One of the problems of many organisations is information management. It is understood as a complex problem. And for dealing with complex problems, every convincing method of categorisation or another way of simplification is more than welcome. Enter the DIKW pyramid, normally as part of a bigger package. Now things look a bit more manageable as there are smaller chunks to deal with. First, after some exercises to get a common understanding of the problem, comes the split of responsibilities. The most extreme version of it applies the DIKW pyramid literally. One department gets the mandate to deal with data, another with information, and a third one with knowledge. The results are disastrous and can live for a long time without appearing as such.
Then each “discipline” works out its own understanding, it’s own problems and solutions. For data, there are data-related problems and data-related solutions. Very often the solution is to buy some kind of software. If the main data-related problem is with Master Data Management(MDM), then the solution is MDM software.

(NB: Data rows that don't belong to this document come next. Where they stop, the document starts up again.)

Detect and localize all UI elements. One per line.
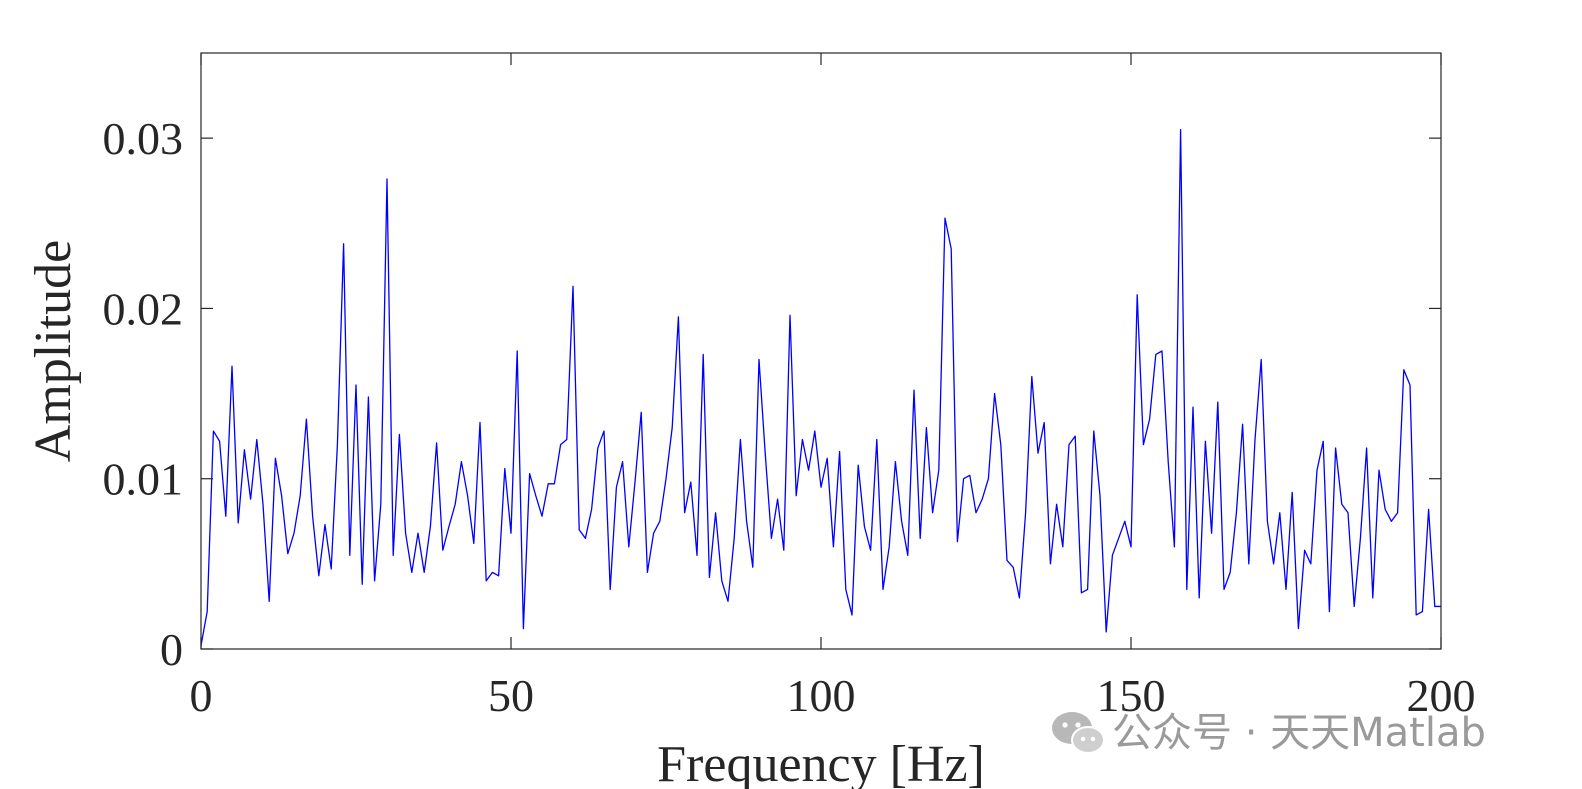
plot-area <box>201 53 1441 649</box>
x-tick-label: 150 <box>1097 670 1166 721</box>
watermark-text: 公众号 · 天天Matlab <box>1112 710 1486 756</box>
axis-ticks <box>200 53 1442 650</box>
wechat-icon <box>1052 712 1105 754</box>
y-tick-label: 0.02 <box>103 283 184 334</box>
x-tick-label: 0 <box>190 670 213 721</box>
y-tick-label: 0 <box>160 624 183 675</box>
y-axis-label: Amplitude <box>25 240 82 462</box>
x-tick-label: 50 <box>488 670 534 721</box>
y-tick-label: 0.01 <box>103 454 184 505</box>
x-axis-label: Frequency [Hz] <box>657 736 985 789</box>
y-tick-label: 0.03 <box>103 113 184 164</box>
watermark: 公众号 · 天天Matlab <box>1052 710 1486 756</box>
axis-tick-labels: 0 50 100 150 200 0 0.01 0.02 0.03 <box>103 113 1476 721</box>
x-tick-label: 200 <box>1407 670 1476 721</box>
x-tick-label: 100 <box>787 670 856 721</box>
data-series-line <box>200 128 1441 646</box>
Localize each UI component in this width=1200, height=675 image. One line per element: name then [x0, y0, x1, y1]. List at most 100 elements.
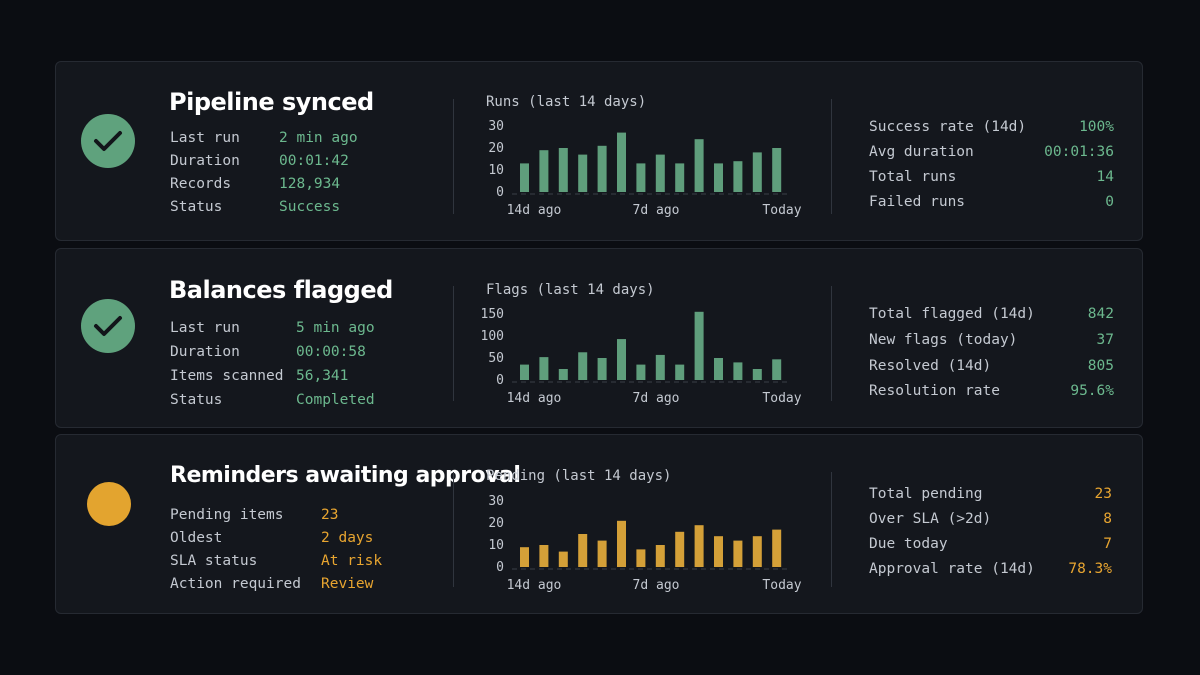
stat-value: 100%: [1079, 119, 1114, 135]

For information-related problems, the solution could be some Business Intelligence package, while most of the knowledge management problems are believed to be solved by implementing good collaboration software.
But the model is not always harmful or without utility.
Some organisations have the DIKW in well-respected reports, but they actually ignore it. It stays as an elegant theory, while the actual decisions are made without using this frame. That’s one case when it is not harmful.
Some interpretations of the data-information-knowledge distinctions and sequence, in some contexts, can even be useful. For example, in the area of Linked Data, there is some utility in seeing URIs and literals as data, when in triples as information, and then when a SPARQL query gets a good answer, that can be said is bringing new knowledge.
And yet, the small utility in some domains does no justify the much bigger risks of using the model to support business decisions. So, before I let you go, in case your organisation is not worshiping the DIKW pyramid or has started to doubt it, I would suggest:
- If possible don’t use any layers and keep everything in one “discipline”. How about “Information management”?
- If that’s not possible, then distinguishing data and information can have some utility, but separate data management would always bring worse information management, and the latter is what the business cares about.
- Allow definitions to change depending on the context, as this is how the language works anyway.